Aiya, please come in!” Zhi’s elegant mother greeted me, delighted a colleague had come to visit. She led me into her son’s room, where he lay on a sofa, listening to songs by the pretty-faced Taiwanese singer Teresa Deng. Colourful lights danced on the cassette player as the music played.

“Little Zhang, how come? Which wind brought you here?” He stood up in surprise. He wore “trumpet trousers” with large flares, and a white singlet, rolled up to his stomach as if exposing some flesh would provide relief from the heat. I could not avoid noticing what a bamboo stick he was without the cover of his loose white shirt.

“Er, I’ve just been to the shower house. I came to see how you’re getting on.” I pushed my glasses back up my nose, trying to sound causal.

“Sit, sit.” He pointed at a sofa opposite, rolled down his singlet and moved to turn the music off.

“Please, just lower the volume.” Being alone in a young man’s room, I felt uncomfortable and hoped Deng’s feminine voice would put me at my ease. I enjoyed the chance to listen to “rotten music” – Deng’s songs were banned from public radio. Her sweet voice, whispering soft words of love, felt like a gentle breeze after the violent gale of revolutionary songs.

As the music faded into the background, I sank deeper into the first sofa I had ever sat on. A fan on the wooden floor blasted air across the spacious room. These block buildings were designed in the 1950s by the “Old Hairy Ones” – our nickname for the hirsute Soviet experts sent to guide the factory’s missile programme before political differences saw them off in the 1960s. Now, the spacious blocks housed factory dignitaries.

“What a luxury to have your own room!” I could hardly contain my envy. At home, I shared a bed with my grandma and my younger brother.

“Alright,” he grunted and lit a cigarette, waiting for me to take the conversation on.

“Are you going to leave the factory?”

“Not sure yet,” he replied, brushing his hair with his long fingers. Some friends had proposed setting up a business, but he was not convinced. “Don’t really fancy the hard work, though the money could be good.”

“So why don’t you go back to work until you have a mature plan?”

His mother, eavesdropping from behind the door, stepped into our conversation with green tea and a plea. “Listen, listen to your colleague, please. I am worried to death. If you are expelled by the factory, where will your father put his face? He’ll die …”

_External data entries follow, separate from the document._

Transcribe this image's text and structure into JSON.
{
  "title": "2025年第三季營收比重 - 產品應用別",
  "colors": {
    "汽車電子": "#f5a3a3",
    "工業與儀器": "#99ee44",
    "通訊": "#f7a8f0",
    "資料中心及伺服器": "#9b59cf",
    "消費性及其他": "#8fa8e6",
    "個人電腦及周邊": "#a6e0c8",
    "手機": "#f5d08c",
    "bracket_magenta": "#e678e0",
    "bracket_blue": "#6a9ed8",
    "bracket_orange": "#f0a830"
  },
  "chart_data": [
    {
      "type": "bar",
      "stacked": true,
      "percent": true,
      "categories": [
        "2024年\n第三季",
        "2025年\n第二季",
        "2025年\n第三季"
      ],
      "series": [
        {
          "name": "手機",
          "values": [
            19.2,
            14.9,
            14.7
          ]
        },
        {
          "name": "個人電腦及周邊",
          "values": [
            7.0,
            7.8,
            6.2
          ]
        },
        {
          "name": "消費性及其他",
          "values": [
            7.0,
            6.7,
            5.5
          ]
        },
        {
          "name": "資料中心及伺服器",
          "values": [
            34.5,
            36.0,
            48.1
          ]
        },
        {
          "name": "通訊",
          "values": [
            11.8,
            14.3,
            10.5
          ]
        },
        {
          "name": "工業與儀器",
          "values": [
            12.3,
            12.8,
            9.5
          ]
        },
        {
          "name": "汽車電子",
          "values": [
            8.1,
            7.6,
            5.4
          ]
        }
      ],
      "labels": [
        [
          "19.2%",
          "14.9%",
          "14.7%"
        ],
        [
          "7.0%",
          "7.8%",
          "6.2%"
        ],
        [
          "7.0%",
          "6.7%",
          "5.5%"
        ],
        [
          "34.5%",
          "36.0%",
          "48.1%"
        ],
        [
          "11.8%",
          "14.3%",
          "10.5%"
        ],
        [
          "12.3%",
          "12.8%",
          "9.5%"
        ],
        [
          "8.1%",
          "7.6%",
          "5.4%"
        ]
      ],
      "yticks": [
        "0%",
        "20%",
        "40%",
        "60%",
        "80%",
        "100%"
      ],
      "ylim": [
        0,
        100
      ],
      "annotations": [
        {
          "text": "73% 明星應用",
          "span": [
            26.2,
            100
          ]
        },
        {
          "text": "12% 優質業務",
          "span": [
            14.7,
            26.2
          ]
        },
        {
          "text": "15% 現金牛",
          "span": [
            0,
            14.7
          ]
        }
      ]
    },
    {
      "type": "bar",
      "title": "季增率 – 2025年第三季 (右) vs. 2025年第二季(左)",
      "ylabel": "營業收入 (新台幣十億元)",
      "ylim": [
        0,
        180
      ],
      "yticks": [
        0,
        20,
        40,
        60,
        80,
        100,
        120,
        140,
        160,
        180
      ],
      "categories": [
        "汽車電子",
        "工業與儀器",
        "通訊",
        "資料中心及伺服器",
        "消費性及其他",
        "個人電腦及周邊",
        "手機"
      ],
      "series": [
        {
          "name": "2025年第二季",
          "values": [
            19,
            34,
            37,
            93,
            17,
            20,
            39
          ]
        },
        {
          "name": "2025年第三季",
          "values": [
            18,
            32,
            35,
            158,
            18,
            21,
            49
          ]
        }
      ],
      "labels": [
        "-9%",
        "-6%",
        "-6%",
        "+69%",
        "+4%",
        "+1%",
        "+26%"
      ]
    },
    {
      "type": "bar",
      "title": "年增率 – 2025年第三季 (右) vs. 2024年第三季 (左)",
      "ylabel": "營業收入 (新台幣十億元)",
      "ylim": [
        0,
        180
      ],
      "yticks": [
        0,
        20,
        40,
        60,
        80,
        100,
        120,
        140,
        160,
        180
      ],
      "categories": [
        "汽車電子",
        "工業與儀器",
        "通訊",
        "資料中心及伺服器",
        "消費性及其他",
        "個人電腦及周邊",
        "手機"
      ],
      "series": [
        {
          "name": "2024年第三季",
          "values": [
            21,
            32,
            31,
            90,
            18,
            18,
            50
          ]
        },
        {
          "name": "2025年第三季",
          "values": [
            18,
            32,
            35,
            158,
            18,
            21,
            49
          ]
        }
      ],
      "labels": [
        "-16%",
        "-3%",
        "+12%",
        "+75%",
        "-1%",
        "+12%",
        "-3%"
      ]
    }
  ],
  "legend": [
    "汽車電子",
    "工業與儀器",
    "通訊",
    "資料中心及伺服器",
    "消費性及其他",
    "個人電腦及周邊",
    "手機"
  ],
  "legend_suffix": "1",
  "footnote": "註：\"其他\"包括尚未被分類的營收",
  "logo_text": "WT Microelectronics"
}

“Stop nagging, old woman!” Zhi shouted at his mother. “I hate that fucking factory, so many fucking rules. Do you know, on that day, that stupid secret agent wanted to measure my hair with a ruler!”

“But you can’t just hang around at home forever!” his mother snorted.

“I can if I want.” He sounded like a spoiled child, complaining about food did not like. His mother was worried; he was not.

I had admired his courage. But now I saw his war of resistance was rooted in stubbornness, and in the knowledge that, as a privileged son of the system, his problem would be solved for him.

His mother softened her tone: “Look, as long as you agree to go back to the factory, I’ll arrange everything.”

Little Zhi returned to work a few days later, his hair – still long in style – cut just above the earlobes. His director father had been informed of the situation, and arrangements had been made. Zhi received a mild punishment with the excuse that he had been tending to his sick mother. But I didn’t think his long hair was so cool anymore – it was a mere façade, a plea for attention, not the statement of rebellion I had believed.

The percussive tapping returned to the corridor but it was no longer musical to me. A ripple in my stagnated pool had subsided.